Natasha Lushetich



With its beautiful gardens, highly aesthetised yet functional architecture, enviable facilities, and the exceptionally rich occupational content, Bethlem Royal Hospital is the epitome of applied (‘ethical’) aesthetics in spatial, performative and relational terms. The politics of egalitarianism and the respect for differential presence are inscribed in all hospital regulations, daily routines, and the individually tailored approach to psychiatric care.
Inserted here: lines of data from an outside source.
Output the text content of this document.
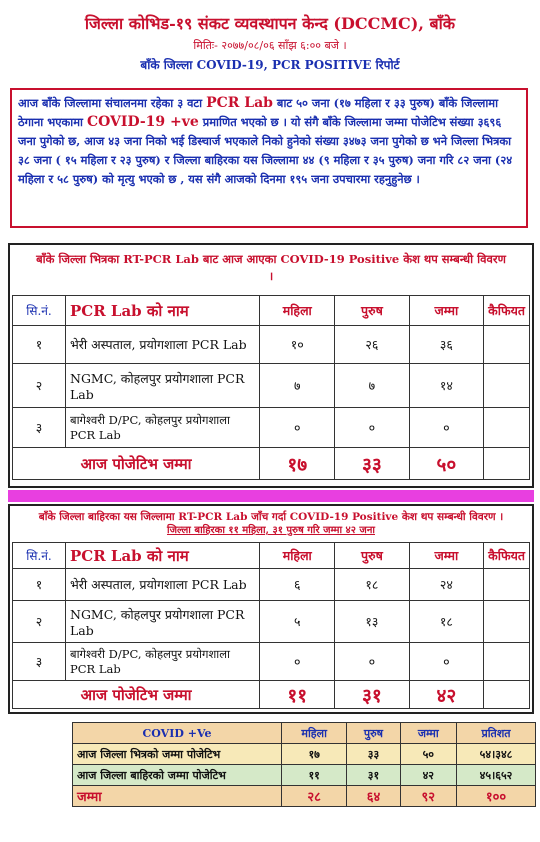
जिल्ला कोभिड-१९ संकट व्यवस्थापन केन्द (DCCMC), बाँके
मितिः- २०७७/०८/०६ साँझ ६:०० बजे ।
बाँके जिल्ला COVID-19, PCR POSITIVE रिपोर्ट
आज बाँके जिल्लामा संचालनमा रहेका ३ वटा PCR Lab बाट ५० जना (१७ महिला र ३३ पुरुष) बाँके जिल्लामा ठेगाना भएकामा COVID-19 +ve प्रमाणित भएको छ । यो संगै बाँके जिल्लामा जम्मा पोजेटिभ संख्या ३६९६ जना पुगेको छ, आज ४३ जना निको भई डिस्चार्ज भएकाले निको हुनेको संख्या ३४७३ जना पुगेको छ भने जिल्ला भित्रका ३८ जना ( १५ महिला र २३ पुरुष) र जिल्ला बाहिरका यस जिल्लामा ४४ (९ महिला र ३५ पुरुष) जना गरि ८२ जना (२४ महिला र ५८ पुरुष) को मृत्यु भएको छ , यस संगै आजको दिनमा १९५ जना उपचारमा रहनुहुनेछ ।
बाँके जिल्ला भित्रका RT-PCR Lab बाट आज आएका COVID-19 Positive केश थप सम्बन्धी विवरण
।
सि.नं.	PCR Lab को नाम	महिला	पुरुष	जम्मा	कैफियत
१	भेरी अस्पताल, प्रयोगशाला PCR Lab	१०	२६	३६	
२	NGMC, कोहलपुर प्रयोगशाला PCR Lab	७	७	१४	
३	बागेश्वरी D/PC, कोहलपुर प्रयोगशाला PCR Lab	०	०	०	
आज पोजेटिभ जम्मा		१७	३३	५०	
बाँके जिल्ला बाहिरका यस जिल्लामा RT-PCR Lab जाँच गर्दा COVID-19 Positive केश थप सम्बन्धी विवरण ।
जिल्ला बाहिरका ११ महिला, ३१ पुरुष गरि जम्मा ४२ जना
सि.नं.	PCR Lab को नाम	महिला	पुरुष	जम्मा	कैफियत
१	भेरी अस्पताल, प्रयोगशाला PCR Lab	६	१८	२४	
२	NGMC, कोहलपुर प्रयोगशाला PCR Lab	५	१३	१८	
३	बागेश्वरी D/PC, कोहलपुर प्रयोगशाला PCR Lab	०	०	०	
आज पोजेटिभ जम्मा		११	३१	४२	
COVID +Ve	महिला	पुरुष	जम्मा	प्रतिशत
आज जिल्ला भित्रको जम्मा पोजेटिभ	१७	३३	५०	५४।३४८
आज जिल्ला बाहिरको जम्मा पोजेटिभ	११	३१	४२	४५।६५२
जम्मा	२८	६४	९२	१००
And yet, this (utopian) construct is corroded by greasy fingerprints on the glass that separates nursing stations from wards, which, despite regular cleaning, act as a reminder of the time spent waiting for help or attention, by ubiquitous coffee stains which are a visible reminder of the patients’ impaired functions caused by the medication they are taking, by coagulated chewing gum on walls, in plant pots, under tables and under chairs, by the cuts in armchairs and sofas and the bruises on patients’ faces, necks and arms, which are the remnants of the more violent attacks.

Combining Nagatomo’s notion of the body as an actional-humoural process inseparable from the environment, Kristeva’s abjectness as sub-/ob-ject-ness in exile, and Rozin’s theory of core disgust – this paper queries the relationship between applied aesthetics, politicised sociality, and (covert) stigmatisation. It argues that stigmatisation occurs behind the scenes, in looped somaesthetic processes as a byproduct of sensorial, behavioural and environmental ugliness. In acknowledging this paradox, the paper articulates the relationship between the (vulnerable) somatic body and the vulnerability of the neoliberal institutions of care.